CircleBroken.jpgWhat does it really mean when we talk about breaking the poverty cycle?

It’s the kind of phrase that we often use when we’re talking about helping those in the developing world but do we really understand what it means in practical terms?

Look at the man in the photo in this post. That’s what it means to break the cycle.

When we talk about the cycle we’re talking about those living in poverty having children who live in poverty with their poor lifestyle being handed down from generation to generation. When someone has little money they’re unable to create a foundation for their children to build a better life. Unless someone is prepared to step in, desperate poverty will be handed down through each generation.

The guy in the picture above came from a poor background and was sponsored through Compassion.

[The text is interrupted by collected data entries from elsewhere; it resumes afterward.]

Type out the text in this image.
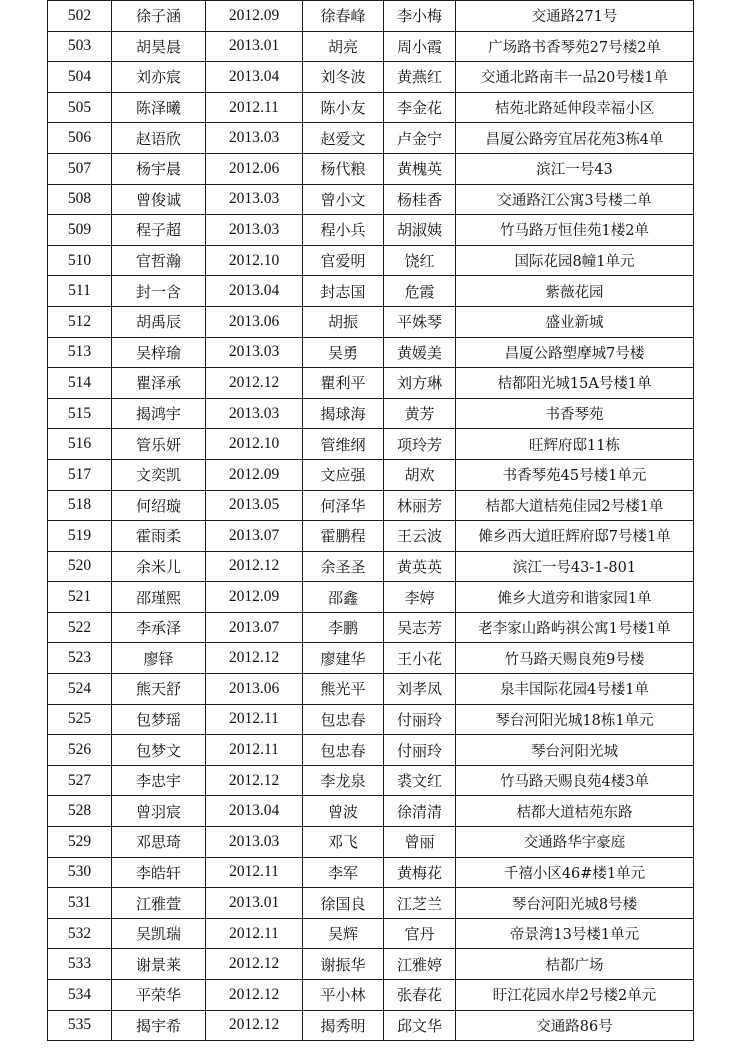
502	徐子涵	2012.09	徐春峰	李小梅	交通路271号
503	胡昊晨	2013.01	胡亮	周小霞	广场路书香琴苑27号楼2单
504	刘亦宸	2013.04	刘冬波	黄燕红	交通北路南丰一品20号楼1单
505	陈泽曦	2012.11	陈小友	李金花	桔苑北路延伸段幸福小区
506	赵语欣	2013.03	赵爱文	卢金宁	昌厦公路旁宜居花苑3栋4单
507	杨宇晨	2012.06	杨代粮	黄槐英	滨江一号43
508	曾俊诚	2013.03	曾小文	杨桂香	交通路江公寓3号楼二单
509	程子超	2013.03	程小兵	胡淑姨	竹马路万恒佳苑1楼2单
510	官哲瀚	2012.10	官爱明	饶红	国际花园8幢1单元
511	封一含	2013.04	封志国	危霞	紫薇花园
512	胡禹辰	2013.06	胡振	平姝琴	盛业新城
513	吴梓瑜	2013.03	吴勇	黄媛美	昌厦公路塑摩城7号楼
514	瞿泽承	2012.12	瞿利平	刘方琳	桔都阳光城15A号楼1单
515	揭鸿宇	2013.03	揭球海	黄芳	书香琴苑
516	管乐妍	2012.10	管维纲	项玲芳	旺辉府邸11栋
517	文奕凯	2012.09	文应强	胡欢	书香琴苑45号楼1单元
518	何绍璇	2013.05	何泽华	林丽芳	桔都大道桔苑佳园2号楼1单
519	霍雨柔	2013.07	霍鹏程	王云波	傩乡西大道旺辉府邸7号楼1单
520	余米儿	2012.12	余圣圣	黄英英	滨江一号43-1-801
521	邵瑾熙	2012.09	邵鑫	李婷	傩乡大道旁和谐家园1单
522	李承泽	2013.07	李鹏	吴志芳	老李家山路屿祺公寓1号楼1单
523	廖铎	2012.12	廖建华	王小花	竹马路天赐良苑9号楼
524	熊天舒	2013.06	熊光平	刘孝凤	泉丰国际花园4号楼1单
525	包梦瑶	2012.11	包忠春	付丽玲	琴台河阳光城18栋1单元
526	包梦文	2012.11	包忠春	付丽玲	琴台河阳光城
527	李忠宇	2012.12	李龙泉	裘文红	竹马路天赐良苑4楼3单
528	曾羽宸	2013.04	曾波	徐清清	桔都大道桔苑东路
529	邓思琦	2013.03	邓飞	曾丽	交通路华宇豪庭
530	李皓轩	2012.11	李军	黄梅花	千禧小区46#楼1单元
531	江雅萱	2013.01	徐国良	江芝兰	琴台河阳光城8号楼
532	吴凯瑞	2012.11	吴辉	官丹	帝景湾13号楼1单元
533	谢景莱	2012.12	谢振华	江雅婷	桔都广场
534	平荣华	2012.12	平小林	张春花	盱江花园水岸2号楼2单元
535	揭宇希	2012.12	揭秀明	邱文华	交通路86号
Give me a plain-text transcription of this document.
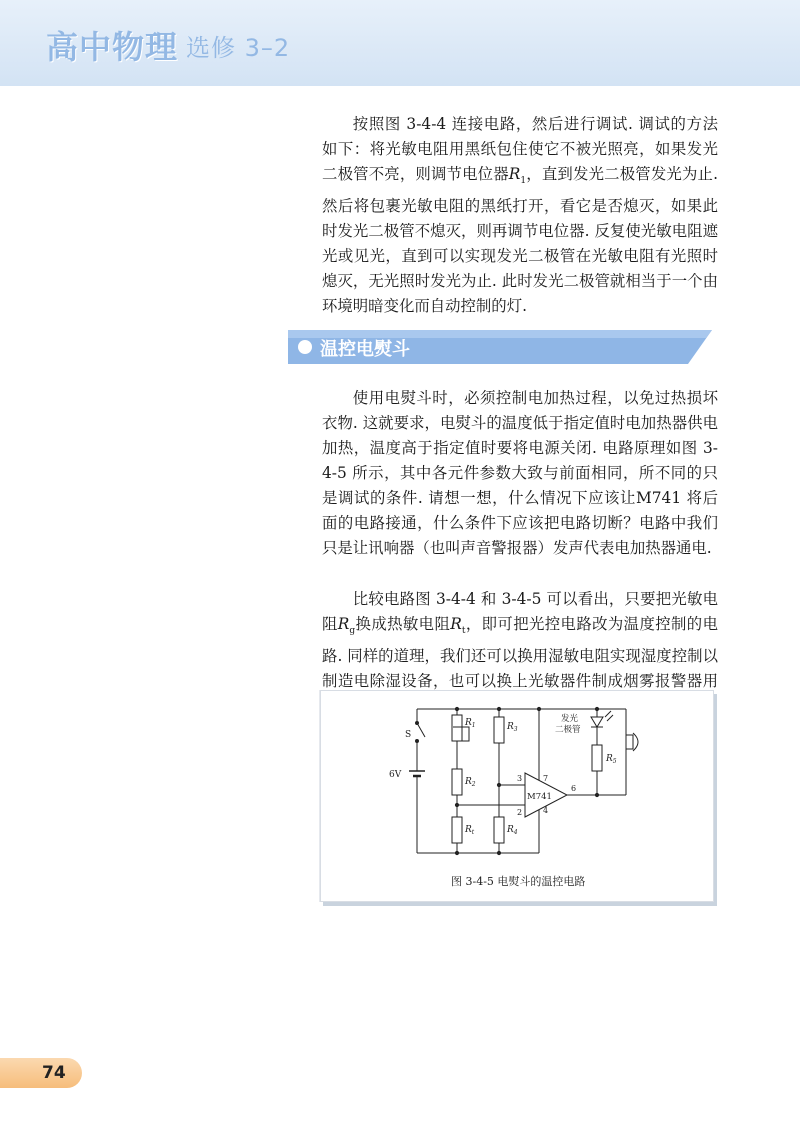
高中物理 选修 3–2

按照图 3-4-4 连接电路，然后进行调试. 调试的方法如下：将光敏电阻用黑纸包住使它不被光照亮，如果发光二极管不亮，则调节电位器$R_1$，直到发光二极管发光为止. 然后将包裹光敏电阻的黑纸打开，看它是否熄灭，如果此时发光二极管不熄灭，则再调节电位器. 反复使光敏电阻遮光或见光，直到可以实现发光二极管在光敏电阻有光照时熄灭，无光照时发光为止. 此时发光二极管就相当于一个由环境明暗变化而自动控制的灯.

温控电熨斗

使用电熨斗时，必须控制电加热过程，以免过热损坏衣物. 这就要求，电熨斗的温度低于指定值时电加热器供电加热，温度高于指定值时要将电源关闭. 电路原理如图 3-4-5 所示，其中各元件参数大致与前面相同，所不同的只是调试的条件. 请想一想，什么情况下应该让M741 将后面的电路接通，什么条件下应该把电路切断？电路中我们只是让讯响器（也叫声音警报器）发声代表电加热器通电.

比较电路图 3-4-4 和 3-4-5 可以看出，只要把光敏电阻$R_g$换成热敏电阻$R_t$，即可把光控电路改为温度控制的电路. 同样的道理，我们还可以换用湿敏电阻实现湿度控制以制造电除湿设备，也可以换上光敏器件制成烟雾报警器用

S
6V
$R_1$
$R_2$
$R_t$
$R_3$
$R_4$
$R_5$
M741
3
2
7
4
6
发光
二极管
图 3-4-5 电熨斗的温控电路
74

Something exciting has happened through the sponsorship of this young man. He is now the accountant for one of the Compassion projects we visited in Dominican Republic. He’s no longer relying on the support of others, he’s working and earning money for his family.

Now here’s the exciting bit … his son isn’t part of a Compassion project. He doesn’t need to be. Thanks to the generous support of this man’s sponsor, the cycle has been broken. Not only is he able to take on meaningful, paid employment, his son doesn’t have to rely on sponsorship to give him a hand up and he won’t have to pass down a life of poverty to his children.

As I saw time and time again during my trip to Haiti and Dominican Republic, sponsoring just one child does far more than touch just one life. Sponsoring just one child may effect generations of his or her family. What an amazing oppoprtunity we have to break the poverty cycle.